The survey's information on what consumers initially found believable and the difference in attitudes with more information is a good starting point for building issues-management plans, Amstein said.
The power of the media, especially social media, is a lesson the meat industry should take seriously. The issue came to the attention of ABC News through forwarded Twitter postings.
BPI could have been made aware of the issue before ABC came calling had someone in the industry been monitoring social media and given the company a heads up, she said.
"When you have a finger on the pulse, it's easier to get out in front of issues," she said.
The industry needs to use social media to be proactive, transparent, passionate and persuasive, and encourage dialogue, she said.
"Don't wait to put out key messages when an issue breaks," she said.
While the industry can't go back and change how the LFTB story unfolded, it can build alliances to stem the effects of potential issues that are sure to come, she said.
Consumers are looking for transparency, passion and an emotional connection.

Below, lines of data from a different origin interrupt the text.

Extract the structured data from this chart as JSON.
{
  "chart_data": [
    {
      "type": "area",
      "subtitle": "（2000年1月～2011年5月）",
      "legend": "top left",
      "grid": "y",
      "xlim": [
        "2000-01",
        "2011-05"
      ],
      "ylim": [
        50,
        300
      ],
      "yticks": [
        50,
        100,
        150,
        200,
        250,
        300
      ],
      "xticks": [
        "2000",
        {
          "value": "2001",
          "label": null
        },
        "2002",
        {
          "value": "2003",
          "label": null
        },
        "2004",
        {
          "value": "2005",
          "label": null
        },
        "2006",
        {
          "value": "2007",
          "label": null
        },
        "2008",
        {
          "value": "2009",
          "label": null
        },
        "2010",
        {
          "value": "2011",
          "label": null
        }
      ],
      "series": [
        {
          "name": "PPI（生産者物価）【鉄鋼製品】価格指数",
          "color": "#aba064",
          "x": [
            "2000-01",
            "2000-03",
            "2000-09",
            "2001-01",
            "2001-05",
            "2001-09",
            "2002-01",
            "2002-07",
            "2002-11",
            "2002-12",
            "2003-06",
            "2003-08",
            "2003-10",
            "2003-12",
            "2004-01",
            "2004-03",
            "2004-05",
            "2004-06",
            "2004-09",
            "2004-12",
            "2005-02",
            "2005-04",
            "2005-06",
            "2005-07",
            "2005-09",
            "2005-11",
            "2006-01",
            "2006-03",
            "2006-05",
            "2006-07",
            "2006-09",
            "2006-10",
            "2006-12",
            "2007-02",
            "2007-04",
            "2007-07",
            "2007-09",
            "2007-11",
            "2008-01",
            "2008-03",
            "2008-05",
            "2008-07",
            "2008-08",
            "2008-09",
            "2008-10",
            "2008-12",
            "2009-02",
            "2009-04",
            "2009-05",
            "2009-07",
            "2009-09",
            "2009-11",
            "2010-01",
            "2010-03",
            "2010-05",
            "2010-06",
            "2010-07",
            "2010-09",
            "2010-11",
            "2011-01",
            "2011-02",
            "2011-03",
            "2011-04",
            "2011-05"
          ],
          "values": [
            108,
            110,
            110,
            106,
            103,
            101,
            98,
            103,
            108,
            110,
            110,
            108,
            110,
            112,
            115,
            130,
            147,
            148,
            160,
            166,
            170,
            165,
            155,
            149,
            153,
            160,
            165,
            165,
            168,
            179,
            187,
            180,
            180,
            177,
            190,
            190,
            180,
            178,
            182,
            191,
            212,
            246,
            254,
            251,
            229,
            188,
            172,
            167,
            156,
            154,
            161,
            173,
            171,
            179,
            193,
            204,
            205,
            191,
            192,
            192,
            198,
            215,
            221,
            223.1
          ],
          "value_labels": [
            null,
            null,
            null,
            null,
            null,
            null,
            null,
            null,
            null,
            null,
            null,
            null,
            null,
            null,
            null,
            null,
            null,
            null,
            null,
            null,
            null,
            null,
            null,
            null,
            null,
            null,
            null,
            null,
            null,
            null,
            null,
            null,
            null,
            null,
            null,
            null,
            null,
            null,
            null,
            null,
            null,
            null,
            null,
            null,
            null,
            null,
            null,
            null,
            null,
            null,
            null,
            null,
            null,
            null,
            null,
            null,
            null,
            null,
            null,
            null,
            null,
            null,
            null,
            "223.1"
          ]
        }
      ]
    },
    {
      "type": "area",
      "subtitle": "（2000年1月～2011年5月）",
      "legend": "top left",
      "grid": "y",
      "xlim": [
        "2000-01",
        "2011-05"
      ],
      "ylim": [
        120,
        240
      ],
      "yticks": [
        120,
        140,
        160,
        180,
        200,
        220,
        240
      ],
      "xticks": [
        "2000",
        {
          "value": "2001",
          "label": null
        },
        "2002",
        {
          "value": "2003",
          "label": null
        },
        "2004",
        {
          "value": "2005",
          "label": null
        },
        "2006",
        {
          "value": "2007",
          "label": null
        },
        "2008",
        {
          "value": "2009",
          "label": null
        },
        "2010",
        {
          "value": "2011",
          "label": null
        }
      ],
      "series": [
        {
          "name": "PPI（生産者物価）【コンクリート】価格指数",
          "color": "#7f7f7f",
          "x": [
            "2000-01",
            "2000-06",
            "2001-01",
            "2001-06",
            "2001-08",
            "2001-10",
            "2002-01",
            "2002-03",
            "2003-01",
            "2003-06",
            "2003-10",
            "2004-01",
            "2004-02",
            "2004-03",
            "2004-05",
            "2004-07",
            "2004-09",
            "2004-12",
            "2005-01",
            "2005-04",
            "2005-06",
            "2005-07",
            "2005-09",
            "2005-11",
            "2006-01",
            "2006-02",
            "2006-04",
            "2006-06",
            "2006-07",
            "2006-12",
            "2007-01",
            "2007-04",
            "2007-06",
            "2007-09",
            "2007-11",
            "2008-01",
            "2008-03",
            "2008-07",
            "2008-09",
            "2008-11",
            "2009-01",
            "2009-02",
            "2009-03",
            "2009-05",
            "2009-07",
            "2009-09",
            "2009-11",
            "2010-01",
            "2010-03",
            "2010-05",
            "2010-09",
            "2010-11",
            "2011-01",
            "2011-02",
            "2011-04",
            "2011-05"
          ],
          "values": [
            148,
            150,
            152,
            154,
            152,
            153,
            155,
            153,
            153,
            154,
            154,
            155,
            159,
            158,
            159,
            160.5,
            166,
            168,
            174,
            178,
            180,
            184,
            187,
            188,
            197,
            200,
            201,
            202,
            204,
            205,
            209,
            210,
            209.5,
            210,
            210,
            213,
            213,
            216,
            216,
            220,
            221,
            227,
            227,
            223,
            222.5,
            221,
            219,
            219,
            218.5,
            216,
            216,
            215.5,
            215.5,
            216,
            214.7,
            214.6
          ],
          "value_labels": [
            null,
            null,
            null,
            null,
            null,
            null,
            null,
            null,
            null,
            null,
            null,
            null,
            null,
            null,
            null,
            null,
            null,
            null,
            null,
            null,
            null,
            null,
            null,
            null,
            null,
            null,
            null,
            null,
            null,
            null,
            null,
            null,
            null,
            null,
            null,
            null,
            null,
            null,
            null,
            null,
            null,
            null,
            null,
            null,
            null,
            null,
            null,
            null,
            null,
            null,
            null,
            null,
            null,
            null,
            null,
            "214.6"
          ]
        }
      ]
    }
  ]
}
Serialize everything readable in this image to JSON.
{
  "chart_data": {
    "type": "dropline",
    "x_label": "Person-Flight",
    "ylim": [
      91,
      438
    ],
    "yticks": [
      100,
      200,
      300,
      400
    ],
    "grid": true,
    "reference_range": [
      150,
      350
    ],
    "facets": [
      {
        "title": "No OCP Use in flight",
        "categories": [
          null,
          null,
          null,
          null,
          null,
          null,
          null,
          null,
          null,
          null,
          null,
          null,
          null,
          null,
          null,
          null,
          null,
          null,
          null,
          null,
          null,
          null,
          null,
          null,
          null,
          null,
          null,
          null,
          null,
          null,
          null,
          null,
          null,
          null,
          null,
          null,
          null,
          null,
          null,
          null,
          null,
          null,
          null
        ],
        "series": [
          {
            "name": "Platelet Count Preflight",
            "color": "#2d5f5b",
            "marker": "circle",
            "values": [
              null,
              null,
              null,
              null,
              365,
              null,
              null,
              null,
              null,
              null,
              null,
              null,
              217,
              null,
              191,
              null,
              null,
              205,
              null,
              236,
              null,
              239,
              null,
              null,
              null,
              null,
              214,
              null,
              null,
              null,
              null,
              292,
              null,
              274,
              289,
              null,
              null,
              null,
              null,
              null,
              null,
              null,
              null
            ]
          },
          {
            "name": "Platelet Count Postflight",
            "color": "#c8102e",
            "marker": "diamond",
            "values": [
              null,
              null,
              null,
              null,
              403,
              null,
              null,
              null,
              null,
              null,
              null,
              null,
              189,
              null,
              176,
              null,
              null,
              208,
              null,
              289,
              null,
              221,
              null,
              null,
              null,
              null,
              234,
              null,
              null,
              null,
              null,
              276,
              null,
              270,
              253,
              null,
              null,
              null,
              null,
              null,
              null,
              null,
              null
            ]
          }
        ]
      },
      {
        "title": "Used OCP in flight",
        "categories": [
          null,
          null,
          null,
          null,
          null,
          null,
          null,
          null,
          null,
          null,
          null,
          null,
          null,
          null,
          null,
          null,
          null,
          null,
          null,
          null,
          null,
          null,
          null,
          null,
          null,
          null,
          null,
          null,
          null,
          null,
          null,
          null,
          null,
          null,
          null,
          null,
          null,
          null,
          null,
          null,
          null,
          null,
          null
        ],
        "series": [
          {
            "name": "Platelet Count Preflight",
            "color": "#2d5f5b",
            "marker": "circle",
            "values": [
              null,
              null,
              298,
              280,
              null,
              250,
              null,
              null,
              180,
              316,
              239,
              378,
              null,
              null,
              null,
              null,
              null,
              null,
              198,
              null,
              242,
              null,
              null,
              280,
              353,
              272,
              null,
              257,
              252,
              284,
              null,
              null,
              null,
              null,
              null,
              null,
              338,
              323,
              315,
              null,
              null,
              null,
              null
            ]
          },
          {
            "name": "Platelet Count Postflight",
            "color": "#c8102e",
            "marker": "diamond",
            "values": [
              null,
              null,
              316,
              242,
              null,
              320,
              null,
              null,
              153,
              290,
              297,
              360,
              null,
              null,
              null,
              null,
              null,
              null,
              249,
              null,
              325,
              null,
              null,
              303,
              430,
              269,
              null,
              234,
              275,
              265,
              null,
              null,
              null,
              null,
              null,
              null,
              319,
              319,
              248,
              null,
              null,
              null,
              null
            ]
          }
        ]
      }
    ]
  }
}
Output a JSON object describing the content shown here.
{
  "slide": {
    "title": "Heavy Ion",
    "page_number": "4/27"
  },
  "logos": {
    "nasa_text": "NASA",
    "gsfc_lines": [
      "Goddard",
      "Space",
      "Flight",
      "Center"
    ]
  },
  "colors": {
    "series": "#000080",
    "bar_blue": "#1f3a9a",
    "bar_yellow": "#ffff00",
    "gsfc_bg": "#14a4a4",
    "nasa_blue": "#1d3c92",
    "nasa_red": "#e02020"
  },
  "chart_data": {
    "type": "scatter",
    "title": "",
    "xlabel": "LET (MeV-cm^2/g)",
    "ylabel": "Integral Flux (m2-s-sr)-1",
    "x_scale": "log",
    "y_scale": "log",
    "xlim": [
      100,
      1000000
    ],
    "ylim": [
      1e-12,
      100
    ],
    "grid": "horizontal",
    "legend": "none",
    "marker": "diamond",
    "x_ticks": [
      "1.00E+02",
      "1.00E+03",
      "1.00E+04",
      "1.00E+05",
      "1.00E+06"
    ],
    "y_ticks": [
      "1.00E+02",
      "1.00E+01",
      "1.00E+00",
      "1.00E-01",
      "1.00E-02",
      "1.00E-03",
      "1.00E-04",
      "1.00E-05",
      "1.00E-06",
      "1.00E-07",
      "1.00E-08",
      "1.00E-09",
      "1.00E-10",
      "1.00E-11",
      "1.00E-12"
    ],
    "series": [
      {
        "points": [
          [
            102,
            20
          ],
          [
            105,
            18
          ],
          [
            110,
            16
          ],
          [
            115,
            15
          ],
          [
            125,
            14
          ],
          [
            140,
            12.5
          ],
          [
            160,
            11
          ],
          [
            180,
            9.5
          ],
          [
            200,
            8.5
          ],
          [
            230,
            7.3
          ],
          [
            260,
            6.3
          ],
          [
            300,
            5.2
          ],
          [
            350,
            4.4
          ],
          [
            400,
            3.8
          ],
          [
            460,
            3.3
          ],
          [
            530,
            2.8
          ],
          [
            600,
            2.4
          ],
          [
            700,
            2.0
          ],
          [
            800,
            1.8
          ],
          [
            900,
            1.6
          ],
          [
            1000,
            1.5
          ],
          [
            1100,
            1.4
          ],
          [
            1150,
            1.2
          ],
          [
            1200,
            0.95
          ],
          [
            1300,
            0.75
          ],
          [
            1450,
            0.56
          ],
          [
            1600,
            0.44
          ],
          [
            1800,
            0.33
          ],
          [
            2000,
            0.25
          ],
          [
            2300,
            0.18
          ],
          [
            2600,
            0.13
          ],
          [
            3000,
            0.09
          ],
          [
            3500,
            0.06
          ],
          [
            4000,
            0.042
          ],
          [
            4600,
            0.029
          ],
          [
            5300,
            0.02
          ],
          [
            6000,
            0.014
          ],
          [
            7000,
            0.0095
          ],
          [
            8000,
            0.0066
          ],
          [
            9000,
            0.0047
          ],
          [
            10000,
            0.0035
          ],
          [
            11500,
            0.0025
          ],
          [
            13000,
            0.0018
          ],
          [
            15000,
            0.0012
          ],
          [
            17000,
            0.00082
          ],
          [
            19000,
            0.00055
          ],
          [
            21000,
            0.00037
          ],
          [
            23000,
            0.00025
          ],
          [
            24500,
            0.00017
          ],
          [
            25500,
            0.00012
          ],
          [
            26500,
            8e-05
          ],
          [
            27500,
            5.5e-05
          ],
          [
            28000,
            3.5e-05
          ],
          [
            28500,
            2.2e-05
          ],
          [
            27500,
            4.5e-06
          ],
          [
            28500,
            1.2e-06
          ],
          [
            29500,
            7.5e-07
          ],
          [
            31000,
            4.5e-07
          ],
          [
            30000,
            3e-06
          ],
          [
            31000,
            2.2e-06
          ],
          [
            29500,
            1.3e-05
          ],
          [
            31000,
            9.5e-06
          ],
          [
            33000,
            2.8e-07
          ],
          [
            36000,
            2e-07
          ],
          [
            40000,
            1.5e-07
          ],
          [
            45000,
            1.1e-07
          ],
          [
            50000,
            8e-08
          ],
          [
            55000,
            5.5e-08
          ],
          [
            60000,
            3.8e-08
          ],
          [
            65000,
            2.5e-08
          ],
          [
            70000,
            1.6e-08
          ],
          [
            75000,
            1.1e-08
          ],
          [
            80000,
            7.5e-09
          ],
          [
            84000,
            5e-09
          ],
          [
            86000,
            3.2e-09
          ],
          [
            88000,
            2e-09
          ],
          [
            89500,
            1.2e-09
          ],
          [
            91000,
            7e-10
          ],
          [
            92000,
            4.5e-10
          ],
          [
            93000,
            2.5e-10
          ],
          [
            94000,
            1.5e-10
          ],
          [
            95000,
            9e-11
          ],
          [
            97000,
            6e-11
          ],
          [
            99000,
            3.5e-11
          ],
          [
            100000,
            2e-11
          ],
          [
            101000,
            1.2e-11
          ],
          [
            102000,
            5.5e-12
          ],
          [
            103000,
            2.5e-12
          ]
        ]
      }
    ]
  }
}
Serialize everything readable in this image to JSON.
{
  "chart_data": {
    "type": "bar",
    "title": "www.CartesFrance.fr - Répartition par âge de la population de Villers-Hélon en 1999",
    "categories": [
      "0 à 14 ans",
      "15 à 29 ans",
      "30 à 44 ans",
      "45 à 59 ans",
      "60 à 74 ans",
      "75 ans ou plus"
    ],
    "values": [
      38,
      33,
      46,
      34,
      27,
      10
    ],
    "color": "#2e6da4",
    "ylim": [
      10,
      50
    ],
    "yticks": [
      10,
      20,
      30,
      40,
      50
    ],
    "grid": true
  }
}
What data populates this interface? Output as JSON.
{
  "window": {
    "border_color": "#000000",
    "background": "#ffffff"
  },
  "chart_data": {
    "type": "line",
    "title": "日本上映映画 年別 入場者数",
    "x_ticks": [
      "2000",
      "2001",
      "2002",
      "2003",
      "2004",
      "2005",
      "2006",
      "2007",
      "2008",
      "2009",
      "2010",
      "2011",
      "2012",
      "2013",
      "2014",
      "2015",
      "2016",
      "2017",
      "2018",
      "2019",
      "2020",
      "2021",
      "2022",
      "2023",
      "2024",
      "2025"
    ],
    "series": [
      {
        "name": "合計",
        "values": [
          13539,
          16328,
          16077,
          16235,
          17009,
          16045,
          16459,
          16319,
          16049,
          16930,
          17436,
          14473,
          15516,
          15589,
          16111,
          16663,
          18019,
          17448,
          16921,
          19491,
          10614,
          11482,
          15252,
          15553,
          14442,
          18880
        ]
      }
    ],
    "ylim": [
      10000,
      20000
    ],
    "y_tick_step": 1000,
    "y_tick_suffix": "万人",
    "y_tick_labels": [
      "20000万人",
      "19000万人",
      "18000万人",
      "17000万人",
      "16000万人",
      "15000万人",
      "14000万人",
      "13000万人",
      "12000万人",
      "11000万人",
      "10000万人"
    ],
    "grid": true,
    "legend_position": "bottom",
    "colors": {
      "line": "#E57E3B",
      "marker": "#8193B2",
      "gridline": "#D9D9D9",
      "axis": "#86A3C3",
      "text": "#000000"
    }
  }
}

The meat industry's preference for scientific sound bites doesn't meet any of those consumer needs. While science has its place, the industry needs to tell its story in a much more engaging way.
"Fact plus passion can be a very strong influencer," she said.
A presence on the web, Facebook and Twitter need to be in place well ahead of an issue to help diffuse it before it becomes a firestorm, she said. The industry needs to educate employees and customers and engage consumers, so all know there is a conduit in place to get answers.
"So when something happens, they think of you first and come for your input," she said.